Gibbs and Kriwacki previously demonstrated that p14ARF and nucleophosmin form biomolecular condensates in isolation. These condensates, often appearing as small droplets under the microscope, regulate numerous biological processes, from gene transcription to cellular signaling, by concentrating certain biomolecules like DNA, RNA, and proteins temporarily. However, participating in phase separation often requires specific sequence characteristics, or a “ticket to ride.”
Networking by p14ARF is crucial for tumor suppression
To further explore the nature of p14ARF-nucleophosmin condensates, Gibbs and Kriwacki utilized advanced biophysical techniques like small-angle neutron scattering at Oak Ridge National Laboratory and nuclear magnetic resonance spectroscopy. “We discovered that p14ARF not only phase separates with nucleophosmin but also builds a larger, symmetrical network structure,” Gibbs explained. “This structure limits the movement dynamics of both p14ARF and nucleophosmin within the condensates.”
Interestingly, although p14ARF is typically considered an intrinsic disordered protein with no stable structure, the researchers found underlying organized features within the condensates that support network formulation. “We discovered that hydrophobic regions in the secondary structure create different crosslinks, establishing the network and giving the condensate its distinctive properties,” Gibbs said. This structured network contributes to the gel-like state of the condensates, essentially freezing nucleophosmin in place.

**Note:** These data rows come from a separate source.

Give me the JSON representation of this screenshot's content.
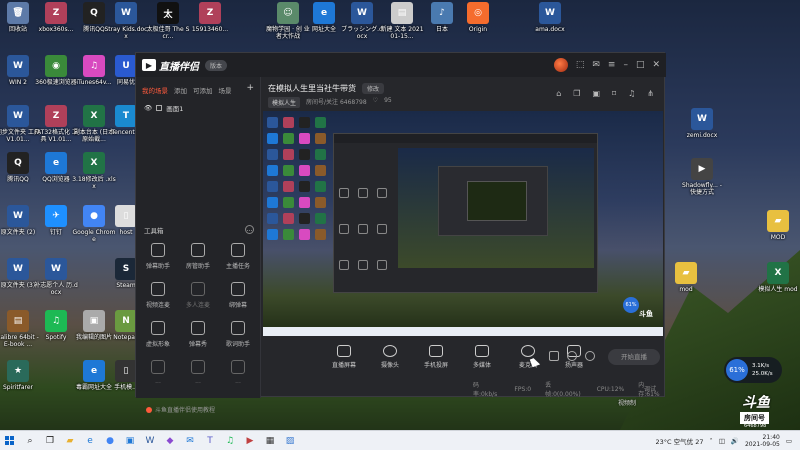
{
  "desktop": {
    "icons_left": [
      {
        "label": "回收站",
        "glyph": "🗑",
        "color": "#5d7aa8"
      },
      {
        "label": "xbox360s...",
        "glyph": "Z",
        "color": "#b0405a"
      },
      {
        "label": "腾讯QQ",
        "glyph": "Q",
        "color": "#222"
      },
      {
        "label": "Stray Kids.docx",
        "glyph": "W",
        "color": "#2b579a"
      },
      {
        "label": "太极佳哥 The Scr...",
        "glyph": "太",
        "color": "#111"
      },
      {
        "label": "15913460...",
        "glyph": "Z",
        "color": "#b0405a"
      },
      {
        "label": "WIN 2",
        "glyph": "W",
        "color": "#2b579a"
      },
      {
        "label": "360极速浏览器",
        "glyph": "◉",
        "color": "#3a8a3a"
      },
      {
        "label": "iTunes64v...",
        "glyph": "♫",
        "color": "#d84ac0"
      },
      {
        "label": "同易优",
        "glyph": "U",
        "color": "#2a5ad0"
      },
      {
        "label": "同步文件夹 工具 V1.01...",
        "glyph": "W",
        "color": "#2b579a"
      },
      {
        "label": "FAT32格式化 工具 V1.01...",
        "glyph": "Z",
        "color": "#b0405a"
      },
      {
        "label": "副本台本 (日本原始截...",
        "glyph": "X",
        "color": "#217346"
      },
      {
        "label": "Tencent...",
        "glyph": "T",
        "color": "#1a8ad0"
      },
      {
        "label": "腾讯QQ",
        "glyph": "Q",
        "color": "#222"
      },
      {
        "label": "QQ浏览器",
        "glyph": "e",
        "color": "#1e78d6"
      },
      {
        "label": "3.18修改后 .xlsx",
        "glyph": "X",
        "color": "#217346"
      },
      {
        "label": "原文件夹 (2)",
        "glyph": "W",
        "color": "#2b579a"
      },
      {
        "label": "钉钉",
        "glyph": "✈",
        "color": "#1e90ff"
      },
      {
        "label": "Google Chrome",
        "glyph": "●",
        "color": "#4285f4"
      },
      {
        "label": "host",
        "glyph": "▯",
        "color": "#ddd"
      },
      {
        "label": "原文件夹 (3)",
        "glyph": "W",
        "color": "#2b579a"
      },
      {
        "label": "补志愿个人 历.docx",
        "glyph": "W",
        "color": "#2b579a"
      },
      {
        "label": "Steam",
        "glyph": "S",
        "color": "#1b2838"
      },
      {
        "label": "calibre 64bit - E-book ...",
        "glyph": "▤",
        "color": "#8a5a2a"
      },
      {
        "label": "Spotify",
        "glyph": "♫",
        "color": "#1db954"
      },
      {
        "label": "我编辑的图片",
        "glyph": "▣",
        "color": "#aaa"
      },
      {
        "label": "Notepad",
        "glyph": "N",
        "color": "#6a9a40"
      },
      {
        "label": "Spiritfarer",
        "glyph": "★",
        "color": "#2a6a5a"
      },
      {
        "label": "毒霸网址大全",
        "glyph": "e",
        "color": "#1e78d6"
      },
      {
        "label": "手机模...",
        "glyph": "▯",
        "color": "#333"
      }
    ],
    "icons_top": [
      {
        "label": "魔物学园 · 创 业者大作战",
        "glyph": "☺",
        "color": "#5a8a6a"
      },
      {
        "label": "网址大全",
        "glyph": "e",
        "color": "#1e78d6"
      },
      {
        "label": "ブラッシング.docx",
        "glyph": "W",
        "color": "#2b579a"
      },
      {
        "label": "新建 文本 2021 01-15...",
        "glyph": "▤",
        "color": "#ccc"
      },
      {
        "label": "日本",
        "glyph": "♪",
        "color": "#4a7ab0"
      },
      {
        "label": "Origin",
        "glyph": "◎",
        "color": "#f56c2d"
      },
      {
        "label": "ama.docx",
        "glyph": "W",
        "color": "#2b579a"
      }
    ],
    "icons_right": [
      {
        "label": "zemi.docx",
        "glyph": "W",
        "color": "#2b579a"
      },
      {
        "label": "Shadowfly... - 快捷方式",
        "glyph": "▶",
        "color": "#444"
      },
      {
        "label": "MOD",
        "glyph": "▰",
        "color": "#e8c040"
      },
      {
        "label": "mod",
        "glyph": "▰",
        "color": "#e8c040"
      },
      {
        "label": "模拟人生 mod",
        "glyph": "X",
        "color": "#217346"
      }
    ]
  },
  "app": {
    "name": "直播伴侣",
    "version_badge": "版本",
    "tabs": [
      "我的场景",
      "添加",
      "可添加",
      "场景"
    ],
    "scene_label": "画面1",
    "room_title": "在模拟人生里当社牛带货",
    "edit_label": "修改",
    "category_tag": "模拟人生",
    "meta_text": "房间号/关注 6468798",
    "fans_count": "95",
    "toolbox_label": "工具箱",
    "tools": [
      {
        "label": "弹幕助手",
        "dim": false
      },
      {
        "label": "房管助手",
        "dim": false
      },
      {
        "label": "主播任务",
        "dim": false
      },
      {
        "label": "视频连麦",
        "dim": false
      },
      {
        "label": "多人连麦",
        "dim": true
      },
      {
        "label": "绑弹幕",
        "dim": false
      },
      {
        "label": "虚拟形象",
        "dim": false
      },
      {
        "label": "弹幕秀",
        "dim": false
      },
      {
        "label": "歌词助手",
        "dim": false
      },
      {
        "label": "...",
        "dim": true
      },
      {
        "label": "...",
        "dim": true
      },
      {
        "label": "...",
        "dim": true
      }
    ],
    "notice": "斗鱼直播伴侣使用教程",
    "controls": [
      "直播屏幕",
      "摄像头",
      "手机投屏",
      "多媒体",
      "麦克风",
      "扬声器"
    ],
    "go_live": "开始直播",
    "status": [
      "码率:0kb/s",
      "FPS:0",
      "丢帧:0(0.00%)",
      "CPU:12%",
      "内存:61%"
    ],
    "status_right": "调试",
    "preview_watermark": "斗鱼"
  },
  "overlay": {
    "net_percent": "61%",
    "up_speed": "3.1K/s",
    "down_speed": "25.0K/s",
    "brand": "斗鱼",
    "room_label": "房间号",
    "room_no": "6468798",
    "video_text": "视频制"
  },
  "taskbar": {
    "weather": "23°C 空气优 27",
    "time": "21:40",
    "date": "2021-09-05"
  }
}
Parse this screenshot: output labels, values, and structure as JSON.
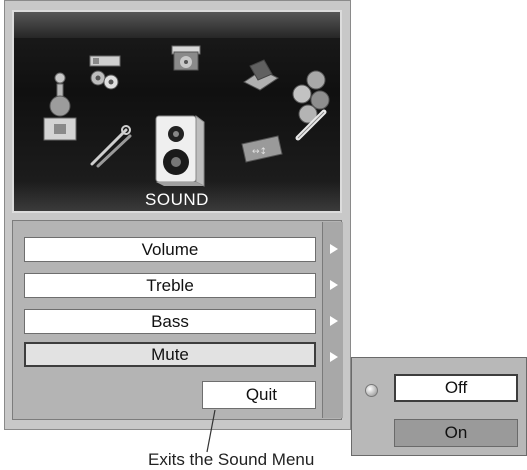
{
  "panel": {
    "title": "SOUND",
    "icons": [
      "pc-adjust-icon",
      "keystone-icon",
      "laptop-icon",
      "color-icon",
      "person-icon",
      "tools-icon",
      "speaker-icon",
      "screen-icon"
    ]
  },
  "menu": {
    "items": [
      {
        "label": "Volume",
        "selected": false
      },
      {
        "label": "Treble",
        "selected": false
      },
      {
        "label": "Bass",
        "selected": false
      },
      {
        "label": "Mute",
        "selected": true
      }
    ],
    "quit_label": "Quit"
  },
  "submenu": {
    "off_label": "Off",
    "on_label": "On",
    "selected": "Off"
  },
  "caption": "Exits the Sound Menu",
  "colors": {
    "panel_bg": "#101010",
    "menu_bg": "#c8c8c8",
    "item_bg": "#ffffff",
    "selected_bg": "#e2e2e2"
  }
}
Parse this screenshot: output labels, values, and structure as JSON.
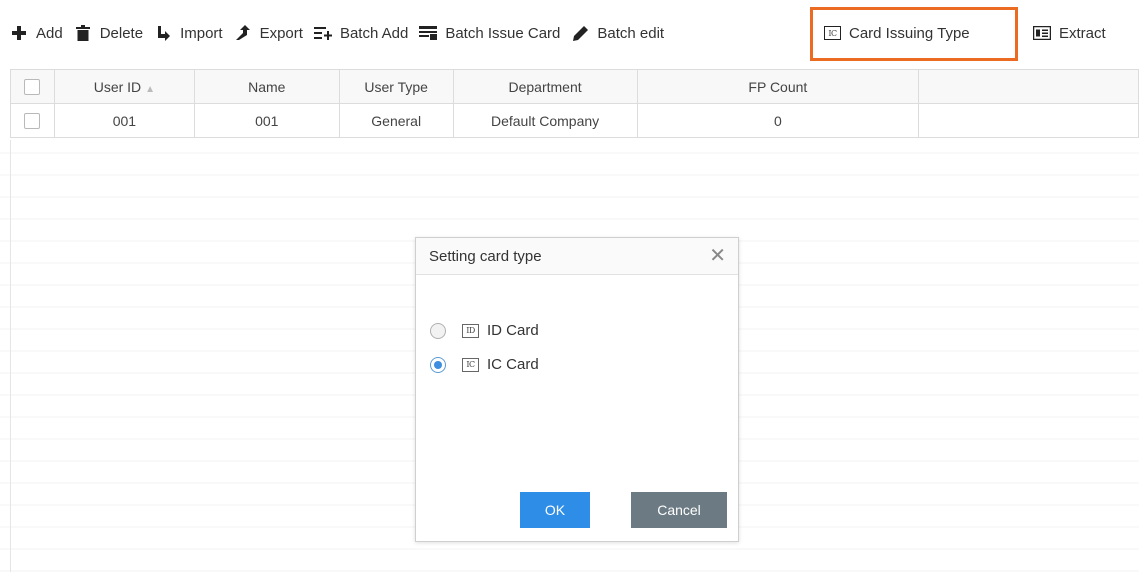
{
  "toolbar": {
    "items": [
      {
        "label": "Add",
        "icon": "plus-icon"
      },
      {
        "label": "Delete",
        "icon": "trash-icon"
      },
      {
        "label": "Import",
        "icon": "import-arrow-icon"
      },
      {
        "label": "Export",
        "icon": "export-arrow-icon"
      },
      {
        "label": "Batch Add",
        "icon": "batch-add-icon"
      },
      {
        "label": "Batch Issue Card",
        "icon": "batch-issue-card-icon"
      },
      {
        "label": "Batch edit",
        "icon": "pencil-icon"
      }
    ],
    "card_issuing_type": {
      "label": "Card Issuing Type",
      "icon": "ic-card-icon",
      "highlight_color": "#ec6b23"
    },
    "extract": {
      "label": "Extract",
      "icon": "extract-card-icon"
    }
  },
  "table": {
    "columns": [
      "User ID",
      "Name",
      "User Type",
      "Department",
      "FP Count"
    ],
    "rows": [
      {
        "user_id": "001",
        "name": "001",
        "user_type": "General",
        "department": "Default Company",
        "fp_count": "0"
      }
    ]
  },
  "dialog": {
    "title": "Setting card type",
    "options": [
      {
        "label": "ID Card",
        "icon_text": "ID",
        "checked": false
      },
      {
        "label": "IC Card",
        "icon_text": "IC",
        "checked": true
      }
    ],
    "ok_label": "OK",
    "cancel_label": "Cancel",
    "ok_color": "#2e8de6",
    "cancel_color": "#6b7a83"
  }
}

This research uncovers a new pathway through which p14ARF aids in tumor suppression. Also, since condensates usually operate based on fluid dynamics, with solidification being linked to disease, this study offers a unique viewpoint on biomolecular condensation.
“It’s intriguing to see that p14ARF acts as a tumor suppressor by effectively immobilizing the liquid-like nucleolus and seemingly hindering vital stages in ribosome production,” Kriwacki commented. “Now we can understand p14ARF‘s role as a tumor suppressor from the perspective of what is usually viewed as harmful within the nucleolus.”